Skip to main content
[Preprint]. 2023 Aug 17:2023.08.15.553454. [Version 1] doi: 10.1101/2023.08.15.553454

Fig. 1. The framework of MarsGT.

Fig. 1.

The model employs a six-step process for cell clustering and eGRN inference from matched scRNA-seq and scATAC-seq data. First, a heterogeneous graph, comprised of cells, genes, and peaks, is constructed from the original scRNA-seq and scATAC-seq data. Genes and peaks serving as edges are selected for a cell if they show high accessibility/expression within that cell and low accessibility/expression in others.
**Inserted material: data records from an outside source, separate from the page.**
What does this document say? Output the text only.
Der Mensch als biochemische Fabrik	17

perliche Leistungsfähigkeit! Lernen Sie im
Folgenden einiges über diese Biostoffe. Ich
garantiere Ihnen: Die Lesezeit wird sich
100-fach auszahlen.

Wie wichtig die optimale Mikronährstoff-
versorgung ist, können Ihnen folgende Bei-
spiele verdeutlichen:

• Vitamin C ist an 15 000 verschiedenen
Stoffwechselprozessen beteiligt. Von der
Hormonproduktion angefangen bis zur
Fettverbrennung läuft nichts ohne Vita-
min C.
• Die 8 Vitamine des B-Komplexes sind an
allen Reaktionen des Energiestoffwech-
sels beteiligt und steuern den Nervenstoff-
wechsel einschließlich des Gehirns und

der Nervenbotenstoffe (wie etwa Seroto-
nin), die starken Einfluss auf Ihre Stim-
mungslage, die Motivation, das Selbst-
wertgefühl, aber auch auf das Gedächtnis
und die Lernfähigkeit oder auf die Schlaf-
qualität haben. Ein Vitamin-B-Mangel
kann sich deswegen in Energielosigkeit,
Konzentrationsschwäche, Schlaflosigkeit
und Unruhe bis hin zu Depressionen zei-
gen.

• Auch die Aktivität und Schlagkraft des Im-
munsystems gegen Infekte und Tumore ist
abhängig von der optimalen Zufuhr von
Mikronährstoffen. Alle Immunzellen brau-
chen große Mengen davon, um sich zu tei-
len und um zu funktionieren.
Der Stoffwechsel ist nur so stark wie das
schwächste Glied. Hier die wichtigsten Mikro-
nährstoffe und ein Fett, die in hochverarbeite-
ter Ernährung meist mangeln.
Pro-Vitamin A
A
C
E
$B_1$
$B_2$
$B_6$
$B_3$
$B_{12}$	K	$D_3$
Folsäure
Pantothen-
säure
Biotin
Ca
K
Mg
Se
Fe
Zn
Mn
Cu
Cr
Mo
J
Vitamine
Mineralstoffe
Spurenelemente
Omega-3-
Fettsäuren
The second step is learning joint embedding, which employs four graph relations to pass the message via a heterogeneous transformer. Arrows depict connections between target and source nodes. The third step involves cell assignment. Here, cell clusters are inferred from a probability matrix with rows representing cells and columns indicating pseudo-cell clusters. Cells that share the same maximum probability belong to the same cluster. The fourth step is constructing the peak-gene relationship via a matrix calculated from gene and peak embeddings, with rows denoting the regulatory potential of the peak to gene and columns indicating pseudo-cell clusters. In the final step, the trained model is applied to the entire graph. Following this, TF database information is integrated to infer cell clusters and eGRNs. Circles represent rare cell populations.